I guess it could be interesting to provide alternative versions that made available various representations of the same data. Still, I'd expect any AGI to be capable of ingesting more or less any plaintext representation interchangeably.
But by all means, give the agents access to an API that returns pixel data. However I fully expect that would reduce performance rather than increase it.
However, if it can't figure out to render the json to a visual on its own does it really qualify as AGI? I'd still say the benchmark is doing its job here. Granted it's not a perfectly even playing field in that case but I think the goal is to test for progress towards AGI as opposed to hosting a fair tournament.
Can you render serialized JSON text blob to a visual with your brain only? The model can't do anything better than this - no harness means no tool at all, no way to e.g. implement a visualizer in whatever programming language and run it.
Why don't human testers receive the same JSON text blob and no visualizers? It's like giving human testers a harness (a playable visualizer), but deliberately cripples it for the model.
Also, if it makes that big of a difference, then make a renderer for your agent that looks like the web page and have it solve them in the graphical interface and funnel the results to the API. I guarantee you won't get better performance, because the AGI is going to have to "understand" the raw data can be represented as a 2D matrix regardless of whether it gets a 2D matrix of pixels or a 2D matrix of enumeration in JSON. If anything, that makes it a more difficult problem for a AI system that "speaks" in tokens.
This is already a solved benchmark. That's why scoring is so convoluted and a self proclaimed Agent benchmark won't allow basic agent tools. ARC has always been a bit of a nothing burger of a benchmark but this takes the cake.
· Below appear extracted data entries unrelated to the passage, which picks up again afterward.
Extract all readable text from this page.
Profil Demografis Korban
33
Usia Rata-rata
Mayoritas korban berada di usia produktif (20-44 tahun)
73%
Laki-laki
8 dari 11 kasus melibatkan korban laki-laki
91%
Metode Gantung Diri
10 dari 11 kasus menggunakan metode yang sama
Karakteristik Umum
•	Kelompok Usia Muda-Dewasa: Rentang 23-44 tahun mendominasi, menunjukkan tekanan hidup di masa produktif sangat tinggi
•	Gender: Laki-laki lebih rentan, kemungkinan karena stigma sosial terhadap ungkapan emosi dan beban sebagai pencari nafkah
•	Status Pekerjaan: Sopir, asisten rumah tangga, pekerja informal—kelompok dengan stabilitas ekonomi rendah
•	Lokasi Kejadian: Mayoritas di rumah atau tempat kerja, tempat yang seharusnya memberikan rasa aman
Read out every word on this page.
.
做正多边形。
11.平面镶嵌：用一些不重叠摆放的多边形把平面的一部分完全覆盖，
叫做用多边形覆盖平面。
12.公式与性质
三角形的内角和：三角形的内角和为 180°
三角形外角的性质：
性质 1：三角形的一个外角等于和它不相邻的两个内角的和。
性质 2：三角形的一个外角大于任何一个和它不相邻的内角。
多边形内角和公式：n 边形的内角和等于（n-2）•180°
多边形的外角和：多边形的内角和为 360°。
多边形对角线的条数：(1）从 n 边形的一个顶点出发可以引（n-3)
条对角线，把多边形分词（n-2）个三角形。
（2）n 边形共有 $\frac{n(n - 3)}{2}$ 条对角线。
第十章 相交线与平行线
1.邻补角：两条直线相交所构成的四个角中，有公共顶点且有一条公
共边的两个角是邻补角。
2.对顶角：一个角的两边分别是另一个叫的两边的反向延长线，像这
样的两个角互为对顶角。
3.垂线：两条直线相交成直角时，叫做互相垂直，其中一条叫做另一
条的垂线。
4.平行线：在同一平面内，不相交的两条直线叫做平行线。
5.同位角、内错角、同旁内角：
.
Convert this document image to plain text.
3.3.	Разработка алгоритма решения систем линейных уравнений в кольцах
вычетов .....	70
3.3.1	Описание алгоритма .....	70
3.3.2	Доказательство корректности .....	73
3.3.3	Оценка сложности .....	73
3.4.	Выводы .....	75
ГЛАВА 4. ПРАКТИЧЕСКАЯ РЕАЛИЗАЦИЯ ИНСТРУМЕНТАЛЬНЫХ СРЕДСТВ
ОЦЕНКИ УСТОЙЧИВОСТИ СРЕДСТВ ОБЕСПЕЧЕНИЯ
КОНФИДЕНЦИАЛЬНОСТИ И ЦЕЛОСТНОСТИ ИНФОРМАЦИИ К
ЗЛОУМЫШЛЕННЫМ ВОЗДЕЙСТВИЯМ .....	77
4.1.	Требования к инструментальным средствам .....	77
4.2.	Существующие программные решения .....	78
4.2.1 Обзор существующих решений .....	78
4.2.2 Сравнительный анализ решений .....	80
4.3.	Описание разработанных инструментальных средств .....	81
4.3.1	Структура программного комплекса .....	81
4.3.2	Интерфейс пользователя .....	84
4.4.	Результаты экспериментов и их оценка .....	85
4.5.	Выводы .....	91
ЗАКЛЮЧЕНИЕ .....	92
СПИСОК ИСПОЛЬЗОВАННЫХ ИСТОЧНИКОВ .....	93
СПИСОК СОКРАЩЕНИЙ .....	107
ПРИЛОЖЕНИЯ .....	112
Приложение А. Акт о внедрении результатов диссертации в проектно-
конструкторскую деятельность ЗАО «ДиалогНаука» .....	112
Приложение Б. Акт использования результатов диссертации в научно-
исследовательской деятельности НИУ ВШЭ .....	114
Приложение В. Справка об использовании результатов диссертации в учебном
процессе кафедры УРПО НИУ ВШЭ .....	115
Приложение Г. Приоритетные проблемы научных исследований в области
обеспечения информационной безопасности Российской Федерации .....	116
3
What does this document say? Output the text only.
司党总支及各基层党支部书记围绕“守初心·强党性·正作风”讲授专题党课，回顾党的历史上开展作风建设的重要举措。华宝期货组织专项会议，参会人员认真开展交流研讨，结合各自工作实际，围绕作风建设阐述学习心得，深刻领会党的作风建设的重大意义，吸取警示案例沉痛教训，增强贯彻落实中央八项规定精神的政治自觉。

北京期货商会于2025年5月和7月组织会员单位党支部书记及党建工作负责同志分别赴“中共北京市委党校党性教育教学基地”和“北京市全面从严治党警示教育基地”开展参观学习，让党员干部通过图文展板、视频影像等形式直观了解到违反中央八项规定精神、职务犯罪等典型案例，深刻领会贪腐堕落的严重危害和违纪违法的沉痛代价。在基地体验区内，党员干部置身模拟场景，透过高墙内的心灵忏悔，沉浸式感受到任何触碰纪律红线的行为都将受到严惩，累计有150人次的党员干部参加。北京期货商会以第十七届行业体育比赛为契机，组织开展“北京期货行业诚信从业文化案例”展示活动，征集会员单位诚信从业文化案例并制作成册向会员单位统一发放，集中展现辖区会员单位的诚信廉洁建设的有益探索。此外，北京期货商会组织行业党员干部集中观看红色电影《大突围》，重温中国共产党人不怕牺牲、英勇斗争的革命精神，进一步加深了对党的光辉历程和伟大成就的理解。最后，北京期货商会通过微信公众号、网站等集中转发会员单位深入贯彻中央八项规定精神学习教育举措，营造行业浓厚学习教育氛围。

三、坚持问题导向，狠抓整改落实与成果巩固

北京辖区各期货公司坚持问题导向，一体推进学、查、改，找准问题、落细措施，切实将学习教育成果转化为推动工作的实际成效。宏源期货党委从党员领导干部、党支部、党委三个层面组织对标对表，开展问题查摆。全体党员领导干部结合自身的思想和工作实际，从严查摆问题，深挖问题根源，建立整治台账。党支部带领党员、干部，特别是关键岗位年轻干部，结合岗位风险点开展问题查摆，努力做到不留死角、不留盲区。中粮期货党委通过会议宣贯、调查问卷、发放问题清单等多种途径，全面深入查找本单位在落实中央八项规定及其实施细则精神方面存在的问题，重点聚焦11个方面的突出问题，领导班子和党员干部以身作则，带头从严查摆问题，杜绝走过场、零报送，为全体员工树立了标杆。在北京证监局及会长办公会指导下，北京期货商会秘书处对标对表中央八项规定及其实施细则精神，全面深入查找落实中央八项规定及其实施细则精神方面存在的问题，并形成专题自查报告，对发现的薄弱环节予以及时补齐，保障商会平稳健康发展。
[1] https://arcprize.org/media/ARC_AGI_3_Technical_Report.pdf
This is with a harness that has been designed to tackle "a small set of public environments: ls20, ft09, and vc33" (of the arc-agi-3 challenge), yet it looks like it does not solve the full arc-agi-3 benchmark, just some of them.
>We then tested the harnesses on the full public set (which researchers did not have access to at the time)
> We then tested the harnesses on the full public set (which researchers did not have access to at the time). We found extreme bimodal performance across the two sets, controlling for the same frontier model...
The harness only transfers to like-environments and the intelligence for those specific games is baked into the harness by the humans who coded it for this specific challenge.
The point of ARC-AGI is to test the intelligence of AI systems in novel, but simple, environments. Having a human give it more powerful tools in a harness defeats the purpose. You should go back and read the original ARC-AGI paper to see what this is about+. Are you upset about the benchmark because frontier LLM models do so poorly exhibiting the ability to generalize when the benchmarks are released?
Do you have a source for this? I would be very curious to see how top models do with vision.